Where is my magical time of the day where I can squeeze in massive amounts of quality writing? Instead of fine dining and super sleuthing, I wrangle a hyperactive ten-year-old and juggle various responsibilities like an inebriated clown. (I have been known to drop a ball or two…over-sleeping the bus Monday comes to mind.) In the coming month of November, I have sworn to dedicate myself to the act of writing 50,000 words—or suffer the pangs of literary shame. Somehow I will have to find the tenacity, the willpower and the gumption necessary…to put the remote down. Then I can begin building my own castles in the sky. But, it isn’t November yet…and there’s going to be another Castle marathon on TNT starting soon.

* * *

For those of you who want to keep me honest (catch me cheating), view the link to follow my progress during Nanowrimo at the sidebar.

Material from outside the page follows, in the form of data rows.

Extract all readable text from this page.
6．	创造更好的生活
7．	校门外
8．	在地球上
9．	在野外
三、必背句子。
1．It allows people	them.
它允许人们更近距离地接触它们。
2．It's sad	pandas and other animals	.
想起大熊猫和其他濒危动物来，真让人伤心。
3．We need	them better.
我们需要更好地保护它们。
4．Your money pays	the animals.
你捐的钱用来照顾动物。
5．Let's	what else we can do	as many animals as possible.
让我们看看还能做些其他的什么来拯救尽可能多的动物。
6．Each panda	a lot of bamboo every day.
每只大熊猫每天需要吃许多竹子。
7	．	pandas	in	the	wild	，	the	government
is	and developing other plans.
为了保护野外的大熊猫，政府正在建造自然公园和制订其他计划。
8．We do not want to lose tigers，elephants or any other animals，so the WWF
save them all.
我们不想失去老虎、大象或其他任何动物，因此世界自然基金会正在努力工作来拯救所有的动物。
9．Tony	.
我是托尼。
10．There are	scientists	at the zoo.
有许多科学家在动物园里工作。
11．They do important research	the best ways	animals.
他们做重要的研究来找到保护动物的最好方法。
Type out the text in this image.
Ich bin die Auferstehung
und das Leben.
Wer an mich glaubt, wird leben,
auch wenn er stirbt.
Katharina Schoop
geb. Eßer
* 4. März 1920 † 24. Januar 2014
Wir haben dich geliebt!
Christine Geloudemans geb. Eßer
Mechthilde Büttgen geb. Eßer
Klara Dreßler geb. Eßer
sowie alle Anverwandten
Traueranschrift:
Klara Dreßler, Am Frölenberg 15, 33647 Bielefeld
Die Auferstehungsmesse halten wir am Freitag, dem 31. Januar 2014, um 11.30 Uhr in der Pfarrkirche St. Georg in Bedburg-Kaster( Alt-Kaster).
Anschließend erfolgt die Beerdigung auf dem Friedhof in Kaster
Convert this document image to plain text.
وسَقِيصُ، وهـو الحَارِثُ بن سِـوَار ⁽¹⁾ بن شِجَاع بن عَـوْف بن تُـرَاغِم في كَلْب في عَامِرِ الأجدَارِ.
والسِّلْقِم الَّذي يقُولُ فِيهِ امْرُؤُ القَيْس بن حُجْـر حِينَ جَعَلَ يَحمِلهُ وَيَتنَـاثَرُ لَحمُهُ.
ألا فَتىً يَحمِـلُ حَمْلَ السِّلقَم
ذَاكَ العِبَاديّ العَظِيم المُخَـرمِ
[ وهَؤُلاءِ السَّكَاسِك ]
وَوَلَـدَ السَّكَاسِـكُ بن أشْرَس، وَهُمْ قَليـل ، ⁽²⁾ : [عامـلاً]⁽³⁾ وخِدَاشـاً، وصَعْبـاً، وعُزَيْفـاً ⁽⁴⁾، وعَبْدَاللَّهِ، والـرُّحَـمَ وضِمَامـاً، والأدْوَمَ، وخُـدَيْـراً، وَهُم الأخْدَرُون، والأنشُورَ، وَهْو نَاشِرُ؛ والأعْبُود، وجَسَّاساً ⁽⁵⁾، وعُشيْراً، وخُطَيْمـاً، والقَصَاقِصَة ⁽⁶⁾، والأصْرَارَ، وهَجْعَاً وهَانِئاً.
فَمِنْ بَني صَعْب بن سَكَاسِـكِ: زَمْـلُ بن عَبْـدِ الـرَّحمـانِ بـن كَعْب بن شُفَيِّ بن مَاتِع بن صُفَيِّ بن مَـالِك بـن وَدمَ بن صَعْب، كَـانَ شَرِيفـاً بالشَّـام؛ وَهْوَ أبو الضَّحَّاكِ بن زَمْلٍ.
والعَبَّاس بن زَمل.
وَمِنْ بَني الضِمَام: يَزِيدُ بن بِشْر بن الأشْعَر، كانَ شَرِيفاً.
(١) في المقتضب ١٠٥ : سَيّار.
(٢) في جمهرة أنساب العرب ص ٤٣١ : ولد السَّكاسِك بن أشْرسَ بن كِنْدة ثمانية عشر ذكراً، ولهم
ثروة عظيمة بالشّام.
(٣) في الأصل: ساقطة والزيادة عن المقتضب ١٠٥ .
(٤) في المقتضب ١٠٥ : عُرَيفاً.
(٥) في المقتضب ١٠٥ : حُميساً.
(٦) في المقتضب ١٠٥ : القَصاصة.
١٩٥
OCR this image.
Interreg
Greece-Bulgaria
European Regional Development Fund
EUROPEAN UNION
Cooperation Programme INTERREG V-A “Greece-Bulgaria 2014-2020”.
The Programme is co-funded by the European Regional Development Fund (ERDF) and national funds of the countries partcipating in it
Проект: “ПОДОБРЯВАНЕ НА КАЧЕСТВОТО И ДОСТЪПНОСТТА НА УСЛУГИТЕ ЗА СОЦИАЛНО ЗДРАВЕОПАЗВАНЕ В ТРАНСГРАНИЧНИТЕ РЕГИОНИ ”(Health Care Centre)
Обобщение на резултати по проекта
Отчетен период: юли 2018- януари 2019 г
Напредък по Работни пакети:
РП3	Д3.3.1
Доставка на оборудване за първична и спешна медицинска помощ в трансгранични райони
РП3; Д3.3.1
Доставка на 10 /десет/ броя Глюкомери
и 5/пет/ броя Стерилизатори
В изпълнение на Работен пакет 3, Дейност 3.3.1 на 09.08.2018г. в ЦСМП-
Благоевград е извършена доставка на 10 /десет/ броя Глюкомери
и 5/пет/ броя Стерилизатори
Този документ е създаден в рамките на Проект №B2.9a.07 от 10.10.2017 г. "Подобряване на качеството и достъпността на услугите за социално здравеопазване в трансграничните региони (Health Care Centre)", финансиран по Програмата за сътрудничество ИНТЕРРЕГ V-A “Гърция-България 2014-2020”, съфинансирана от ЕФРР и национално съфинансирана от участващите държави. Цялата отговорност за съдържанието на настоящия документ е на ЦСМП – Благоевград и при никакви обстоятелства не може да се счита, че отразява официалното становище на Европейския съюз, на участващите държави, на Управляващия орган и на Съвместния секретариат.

Asterisk Bedazzled Footnotes:

*As we head into Nanowrimo, I feel compelled to notify the blog-o-sphere that I will cease to exist in the month of November. You have been warned.

**No comments from the peanut gallery about me fictionally being a writer already.

***I suspect quantum physics is somehow involved.

Scribo Ergo Sum (Not The Write Stuff)

Scroll Graphic
Courtesy of by digitalart

I am a writer. I Am a Writer!  I AM A WRITER. Nope. It doesn’t matter what formatting I use or how much I sit at a computer and bang away at editing books that never go where I think I am sending them, I still don’t feel like a writer.

Presently, I struggle with The Curse of the First Chapter. (Which, if you ask me, really ought to be a Hardy Boys Mystery. It would, of course, involve a Ghost Writer. Ooooh, new tangent…a Ghost Writer who is actually a GHOST Writer. Wait…where was I…?) Right…writing and the joys thereof. Continue.

I have been writing the same series of book for about…three…or ten…years, depending on when you actually start to count scribbling as an real book. I have managed hundreds of thousands of words. And I have re-written the first chapter of Book One about nine billion times now.*

(*Only a slight exaggeration.)

My work does seem to be getting marginally better. I no longer have meetings clogging up my book. (I hate them in real life, why would I write one into my book unless everyone gets blown out an airlock and dies a mercifully swift death?) I am learning to weed out the miscellaneous extra characters that have populated my novel like ants at a picnic. (Don’t worry, there will be a remedial course in over-used metaphors in my near future.)** But I cannot seem to be happy with anything for long.

Photo courtesy of by Photo Explorer 

Ant Problem
**Also, I tried to make a pun about nuis-ants at a picnic implying nuisance characters in a book, but even I can see a lead balloon filled with hot air…

And, of course, I refuse to show My Precious to anyone. Copyright infringement notwithstanding, Tolkien wasn’t far wrong about how obsessive someone can get about having the power to rule the world—which is pretty much how I see writing. I rule the universe I have made. I am a petty god and I want sole discretion to build and destroy it at a whim. But like many a creator god, I want a bevy of worshippers to look on my work to fall down in awe and be sore afraid. Just…not afraid to read it.